Le Parlement européen avait rejeté, fin mars, la proposition de la Commission d’autoriser, jusqu’en 2027, les grands acteurs du numérique à surveiller volontairement les communications électroniques pour y détecter les contenus relevant d’abus sexuels sur mineurs.
Ce texte devait prolonger la directive e-privacy qui expirait le 3 avril, en attendant la conclusion des négociations relatives à un cadre juridique à long terme : le projet Child Sexual Abuse Regulation (CSAR), aussi appelé Chat Control.
Sans nouveau texte, les entreprises n’ont théoriquement plus le droit de scanner les conversations qui passent par leurs services à la recherche de contenus pédocriminels.
Le Conseil évoque un « vide juridique » à combler
Mais au Conseil européen, les pays membres se sont mis d’accord sur un nouveau règlement temporaire [PDF] et relancent le processus, comme l’expliquent nos confrères de Contexte.
« Le Conseil regrette qu’il n’ait pas été possible de parvenir à un accord politique avec le Parlement européen sur la prorogation du règlement provisoire relatif à la lutte contre l’exploitation sexuelle des enfants en ligne en première lecture », affirme un texte en annexe de la proposition du nouveau règlement.
« Toutefois, compte tenu de l’importance d’éviter un vide juridique prolongé dans la lutte contre l’abus sexuel des enfants en ligne et du fait que les négociations interinstitutionnelles sur le cadre juridique à long terme sont toujours en cours, le Conseil a décidé d’adopter une position en première lecture », justifient les gouvernements des pays membres.
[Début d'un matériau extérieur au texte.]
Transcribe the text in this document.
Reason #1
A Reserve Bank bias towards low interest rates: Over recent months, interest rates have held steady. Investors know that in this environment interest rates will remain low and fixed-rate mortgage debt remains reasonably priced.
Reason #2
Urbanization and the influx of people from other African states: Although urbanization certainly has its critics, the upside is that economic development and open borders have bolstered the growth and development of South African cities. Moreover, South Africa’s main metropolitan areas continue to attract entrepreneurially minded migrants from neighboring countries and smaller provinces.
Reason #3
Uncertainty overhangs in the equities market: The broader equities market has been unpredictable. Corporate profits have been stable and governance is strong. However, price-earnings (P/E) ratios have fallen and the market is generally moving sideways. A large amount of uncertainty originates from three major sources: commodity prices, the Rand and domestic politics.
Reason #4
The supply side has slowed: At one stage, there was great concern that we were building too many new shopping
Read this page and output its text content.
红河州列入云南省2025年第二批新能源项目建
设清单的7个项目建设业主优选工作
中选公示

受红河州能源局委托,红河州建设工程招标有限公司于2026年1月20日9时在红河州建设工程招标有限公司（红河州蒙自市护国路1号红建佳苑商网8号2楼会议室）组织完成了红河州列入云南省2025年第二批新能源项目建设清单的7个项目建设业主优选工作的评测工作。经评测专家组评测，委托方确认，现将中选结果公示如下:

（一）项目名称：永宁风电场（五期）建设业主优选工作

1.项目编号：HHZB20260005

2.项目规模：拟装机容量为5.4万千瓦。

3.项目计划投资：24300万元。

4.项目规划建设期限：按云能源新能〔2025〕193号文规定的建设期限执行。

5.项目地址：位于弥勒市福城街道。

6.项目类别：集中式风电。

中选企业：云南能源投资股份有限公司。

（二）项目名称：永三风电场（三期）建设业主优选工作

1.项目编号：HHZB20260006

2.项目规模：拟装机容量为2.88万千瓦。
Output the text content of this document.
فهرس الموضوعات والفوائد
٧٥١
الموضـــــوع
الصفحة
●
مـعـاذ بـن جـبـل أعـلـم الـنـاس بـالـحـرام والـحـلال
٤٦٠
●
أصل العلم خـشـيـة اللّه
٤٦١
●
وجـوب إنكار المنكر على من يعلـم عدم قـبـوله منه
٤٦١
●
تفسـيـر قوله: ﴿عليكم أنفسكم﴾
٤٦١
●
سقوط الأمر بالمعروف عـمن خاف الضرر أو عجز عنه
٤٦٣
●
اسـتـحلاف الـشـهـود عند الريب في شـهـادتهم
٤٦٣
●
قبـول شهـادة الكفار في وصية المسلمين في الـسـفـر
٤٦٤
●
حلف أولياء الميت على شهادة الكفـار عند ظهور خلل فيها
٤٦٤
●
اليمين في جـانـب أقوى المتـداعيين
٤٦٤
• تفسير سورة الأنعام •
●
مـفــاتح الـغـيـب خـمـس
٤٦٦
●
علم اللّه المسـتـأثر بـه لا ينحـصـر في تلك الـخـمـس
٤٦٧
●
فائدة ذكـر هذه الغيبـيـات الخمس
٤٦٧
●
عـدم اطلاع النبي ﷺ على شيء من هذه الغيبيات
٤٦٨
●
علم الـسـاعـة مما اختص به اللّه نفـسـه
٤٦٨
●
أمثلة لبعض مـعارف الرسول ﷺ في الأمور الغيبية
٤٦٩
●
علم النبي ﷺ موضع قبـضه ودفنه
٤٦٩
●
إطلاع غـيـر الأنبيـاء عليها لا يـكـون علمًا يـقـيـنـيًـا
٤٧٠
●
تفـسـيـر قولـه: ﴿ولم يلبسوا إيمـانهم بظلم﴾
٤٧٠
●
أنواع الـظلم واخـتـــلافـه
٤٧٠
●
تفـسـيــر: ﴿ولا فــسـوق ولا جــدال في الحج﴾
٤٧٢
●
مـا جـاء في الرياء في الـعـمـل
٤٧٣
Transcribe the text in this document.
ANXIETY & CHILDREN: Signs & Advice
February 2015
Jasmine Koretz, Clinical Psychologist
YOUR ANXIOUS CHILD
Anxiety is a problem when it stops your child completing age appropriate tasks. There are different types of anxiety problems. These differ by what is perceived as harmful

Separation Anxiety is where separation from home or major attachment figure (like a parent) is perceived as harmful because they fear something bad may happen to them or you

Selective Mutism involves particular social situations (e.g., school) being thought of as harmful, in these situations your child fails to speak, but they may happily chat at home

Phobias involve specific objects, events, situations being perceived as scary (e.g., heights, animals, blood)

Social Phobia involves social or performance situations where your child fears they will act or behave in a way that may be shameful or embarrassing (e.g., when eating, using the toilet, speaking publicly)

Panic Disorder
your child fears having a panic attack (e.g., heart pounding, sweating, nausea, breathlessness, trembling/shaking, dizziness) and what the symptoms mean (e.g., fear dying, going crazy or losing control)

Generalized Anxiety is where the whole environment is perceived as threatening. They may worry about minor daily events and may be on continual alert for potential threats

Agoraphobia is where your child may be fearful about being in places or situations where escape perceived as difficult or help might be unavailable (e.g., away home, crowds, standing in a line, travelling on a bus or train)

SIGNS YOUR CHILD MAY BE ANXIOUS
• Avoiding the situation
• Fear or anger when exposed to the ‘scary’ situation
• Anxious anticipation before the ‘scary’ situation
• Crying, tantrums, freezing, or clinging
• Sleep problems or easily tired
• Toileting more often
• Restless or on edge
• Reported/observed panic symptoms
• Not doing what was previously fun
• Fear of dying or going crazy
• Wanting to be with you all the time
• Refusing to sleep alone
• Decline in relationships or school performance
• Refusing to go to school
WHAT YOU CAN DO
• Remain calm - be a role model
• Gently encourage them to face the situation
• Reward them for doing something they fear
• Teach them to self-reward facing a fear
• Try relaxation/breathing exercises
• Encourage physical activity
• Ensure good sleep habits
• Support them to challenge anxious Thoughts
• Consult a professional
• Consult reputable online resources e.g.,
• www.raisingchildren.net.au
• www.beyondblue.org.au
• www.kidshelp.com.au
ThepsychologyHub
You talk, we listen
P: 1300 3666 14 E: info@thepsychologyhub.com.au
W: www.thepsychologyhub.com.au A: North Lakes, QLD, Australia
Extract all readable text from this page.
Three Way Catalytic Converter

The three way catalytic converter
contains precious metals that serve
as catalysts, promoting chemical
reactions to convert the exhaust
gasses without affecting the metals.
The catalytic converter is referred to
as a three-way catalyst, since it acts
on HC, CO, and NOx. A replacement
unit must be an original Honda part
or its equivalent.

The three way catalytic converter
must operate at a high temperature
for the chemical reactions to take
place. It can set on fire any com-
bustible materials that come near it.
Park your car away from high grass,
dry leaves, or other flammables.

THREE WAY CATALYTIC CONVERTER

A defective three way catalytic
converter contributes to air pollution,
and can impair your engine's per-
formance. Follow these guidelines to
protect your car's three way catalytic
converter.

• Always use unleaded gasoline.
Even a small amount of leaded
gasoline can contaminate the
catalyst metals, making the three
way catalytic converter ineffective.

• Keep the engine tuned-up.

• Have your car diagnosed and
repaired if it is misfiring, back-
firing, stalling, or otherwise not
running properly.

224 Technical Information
Leur proposition n’est rien d’autre qu’un copier/coller du texte expiré en adaptant seulement les dates pour pousser la validité jusqu’en avril 2028. Un règlement expiré ne pouvant être prolongé, le Conseil est passé par ce subterfuge.
Cela permettrait, selon certains détracteurs cités par Heise, de contourner le droit d’initiative de la Commission européenne, mais aussi d’éviter de solliciter un nouvel avis du Contrôleur européen de la protection des données. Selon nos confrères allemands, le gouvernement de leur pays est aux avant-postes pour faire passer le texte.
La présidente du Parlement européen aux manettes
Mais, selon Politico, ce n’est autre que la présidente du Parlement européen, Roberta Metsola (du Parti nationaliste maltais), qui serait à l’origine de la démarche consistant à remettre au vote un projet de loi que son propre parlement avait rejeté. Nombre de députés européens considèrent, selon nos confrères, que Metsola a court-circuité leur autorité. La députée écologiste tchèque Markéta Gregorová s’est dite « extrêmement surprise ». Et sa collègue belge du groupe Renew, Hilde Vautmans, a affirmé que rouvrir le débat sur la loi temporaire était une « impasse politique ».
Selon des informations de Contexte et de militants contre la surveillance, la proposition serait à l’ordre du jour de la séance plénière du Parlement européen la semaine prochaine.
Le Conseil européen a fait cette proposition alternative après avoir essuyé, le 29 juin dernier, un échec concernant le règlement définitif contre les abus sexuels sur mineurs en ligne (CSAM) menant à un trilogue infructueux entre la Commission, le Parlement et le Conseil.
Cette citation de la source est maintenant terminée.